If you want the full story of why Irving Picard, trustee for the Bernie Madoff victims, chose to settle, check out my piece at Capital New York. But in the meantime, as we ponder this off day for the team in Florida, here’s the basics as they relate to the Mets.
- If you were hoping the Fred Wilpon ownership group would sell, this is bad news. The trial offered a knockout blow, and had a jury found for the trustee, bankruptcy likely would have followed. (Hence the settlement, as you’ll see in the larger piece.) Instead, the Mets not only have more time- any money due to the trustee wouldn’t begin to be paid out until four years from the date the settlement is approved, or likely April 2016- but the legal avenue is no longer a pathway toward forcing the Wilpon group out. So it is significant, though how significant depends on the issues below.

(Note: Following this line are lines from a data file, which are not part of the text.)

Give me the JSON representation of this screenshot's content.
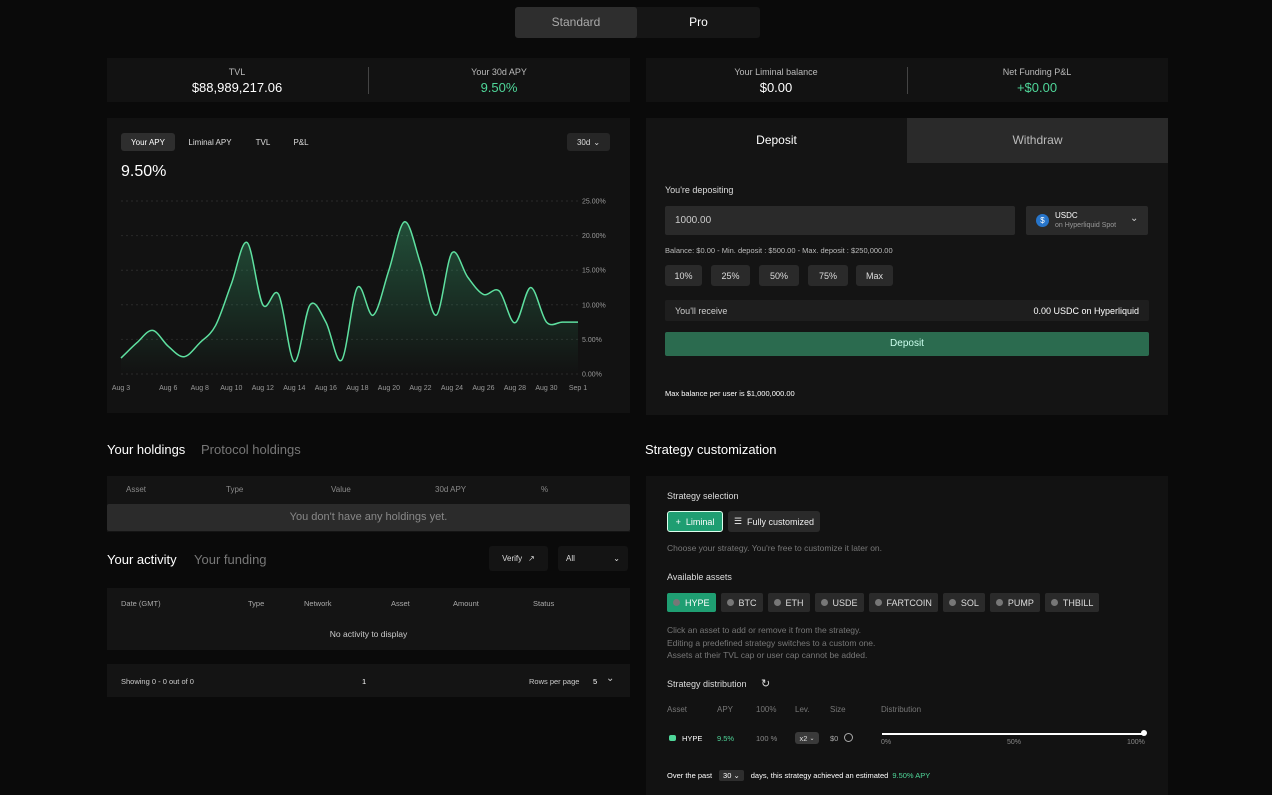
{
  "mode_tabs": [
    "Standard",
    "Pro"
  ],
  "stats": [
    {
      "label": "TVL",
      "value": "$88,989,217.06"
    },
    {
      "label": "Your 30d APY",
      "value": "9.50%"
    },
    {
      "label": "Your Liminal balance",
      "value": "$0.00"
    },
    {
      "label": "Net Funding P&L",
      "value": "+$0.00"
    }
  ],
  "chart_panel": {
    "tabs": [
      "Your APY",
      "Liminal APY",
      "TVL",
      "P&L"
    ],
    "range": "30d",
    "headline": "9.50%"
  },
  "chart_data": {
    "type": "line",
    "color": "#5ee0a0",
    "x": [
      "Aug 3",
      null,
      null,
      "Aug 6",
      null,
      "Aug 8",
      null,
      "Aug 10",
      null,
      "Aug 12",
      null,
      "Aug 14",
      null,
      "Aug 16",
      null,
      "Aug 18",
      null,
      "Aug 20",
      null,
      "Aug 22",
      null,
      "Aug 24",
      null,
      "Aug 26",
      null,
      "Aug 28",
      null,
      "Aug 30",
      null,
      "Sep 1"
    ],
    "values": [
      2.3,
      4.5,
      6.3,
      4,
      2.5,
      4.5,
      7,
      13,
      19,
      10,
      11.5,
      1.8,
      10,
      7.5,
      2,
      12.5,
      8.5,
      15,
      22,
      16,
      8.5,
      17.5,
      14,
      11.5,
      12,
      7.4,
      12.5,
      7.5,
      7.5,
      7.5
    ],
    "ylim": [
      0,
      25
    ],
    "yticks": [
      {
        "value": 0,
        "label": "0.00%"
      },
      {
        "value": 5,
        "label": "5.00%"
      },
      {
        "value": 10,
        "label": "10.00%"
      },
      {
        "value": 15,
        "label": "15.00%"
      },
      {
        "value": 20,
        "label": "20.00%"
      },
      {
        "value": 25,
        "label": "25.00%"
      }
    ],
    "grid": true
  },
  "deposit": {
    "tabs": [
      "Deposit",
      "Withdraw"
    ],
    "prompt": "You're depositing",
    "amount": "1000.00",
    "token": "USDC",
    "network": "on Hyperliquid Spot",
    "limits": "Balance: $0.00 - Min. deposit : $500.00 - Max. deposit : $250,000.00",
    "presets": [
      "10%",
      "25%",
      "50%",
      "75%",
      "Max"
    ],
    "receive_label": "You'll receive",
    "receive_value": "0.00 USDC on Hyperliquid",
    "button": "Deposit",
    "note": "Max balance per user is $1,000,000.00"
  },
  "holdings": {
    "tabs": [
      "Your holdings",
      "Protocol holdings"
    ],
    "columns": [
      "Asset",
      "Type",
      "Value",
      "30d APY",
      "%"
    ],
    "empty": "You don't have any holdings yet."
  },
  "activity": {
    "tabs": [
      "Your activity",
      "Your funding"
    ],
    "verify": "Verify",
    "filter": "All",
    "columns": [
      "Date (GMT)",
      "Type",
      "Network",
      "Asset",
      "Amount",
      "Status"
    ],
    "empty": "No activity to display",
    "showing": "Showing 0 - 0 out of 0",
    "page": "1",
    "rows_label": "Rows per page",
    "rows_value": "5"
  },
  "strategy": {
    "title": "Strategy customization",
    "selection_label": "Strategy selection",
    "options": [
      "Liminal",
      "Fully customized"
    ],
    "selection_hint": "Choose your strategy. You're free to customize it later on.",
    "assets_label": "Available assets",
    "assets": [
      "HYPE",
      "BTC",
      "ETH",
      "USDE",
      "FARTCOIN",
      "SOL",
      "PUMP",
      "THBILL"
    ],
    "asset_hints": [
      "Click an asset to add or remove it from the strategy.",
      "Editing a predefined strategy switches to a custom one.",
      "Assets at their TVL cap or user cap cannot be added."
    ],
    "distribution_label": "Strategy distribution",
    "columns": [
      "Asset",
      "APY",
      "100%",
      "Lev.",
      "Size",
      "Distribution"
    ],
    "row": {
      "asset": "HYPE",
      "apy": "9.5%",
      "percent": "100 %",
      "leverage": "x2",
      "size": "$0"
    },
    "scale": [
      "0%",
      "50%",
      "100%"
    ],
    "footer": {
      "prefix": "Over the past",
      "days": "30",
      "middle": "days, this strategy achieved an estimated",
      "apy": "9.50% APY"
    }
  }
}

- The settlement is far from getting the Wilpon group out of financial difficulties. Remember, the sale of minority shares in the team- often ascribed to the lawsuit, or “uncertainty” from the suit, as it was described by the Mets when it started- is not intended to pay any settlement at all, and never was. The $200 million is intended to pay off current pressing debts like the $40 million bridge loan due back to Bank of America, $25 million due back to Major League Baseball, and a portion of the $430 million debt against the team due back in 2014. That portion was $100 million when the deal to David Einhorn nearly went through last summer, and there’s no reason to believe it would be less now.
- They don’t have those investors yet. If the trial is what kept other investors from joining the seven shares already accounted for- one from Saul Katz, one from Jeff Wilpon, four from SNY, and one from hedge fund manager and leading candidate to buy the Dodgers Steven A. Cohen- then we’ll soon see the Mets add more. If the large number of outstanding debts Sterling faces- in addition to those mentioned above, there’s another approximately $600 million due on Citi Field in bi-annual payments that totaled $43.7 million last year and interest on both the Mets debt and a $450 debt against SNY (itself due in 2015) that totaled $50 million last year.
So time will tell if this was merely an ephemeral victory, or the first step in a Wilpon comeback. Make no mistake, however: it was a huge bullet dodged.


2 Comments
If you were hoping the Fred Wilpon ownership group would sell, this is bad news. The trial offered a knockout blow, and had a jury found for the trustee, bankruptcy likely would have followed.
You fail to mention that even the Judge saw no way for a jury to find for Trustee.
The settlement is far from getting the Wilpon group out of financial difficulties. Remember, the sale of minority shares in the team- often ascribed to the lawsuit, or “uncertainty” from the suit, as it was described by the Mets when it started- is not intended to pay any settlement at all, and never was.
Paying the debts with the money from the sales of shares will help cure financial difficulties not make them worse.
So time will tell if this was merely an ephemeral victory, or the first step in a Wilpon comeback. Make no mistake, however: it was a huge bullet dodged.
Well, on that we are agreed.
Alderson, mentor to Billy Beane and proponent of the sabermetric “system” of cutting payroll and finding “undervalued” players was brought here for an all-consuming reason: Fred is tired of the big, extended contracts; he knew he was in the midst of a big financial tsunami; and Alderson, (he and the commissioner well-knew,) is the master of hoodwinking the public into thinking he can win with wizardry rather than dollars. Sandy is perfect cover for Wilpon’s desire to slash payroll, which he would have done regardless of the Madoff imbroglio. Sadly, Fred might someday field a semi- competitive team, but he will never again field a team to compete with the likes of the NY Yankees. He needs to go, and all of NY knows it.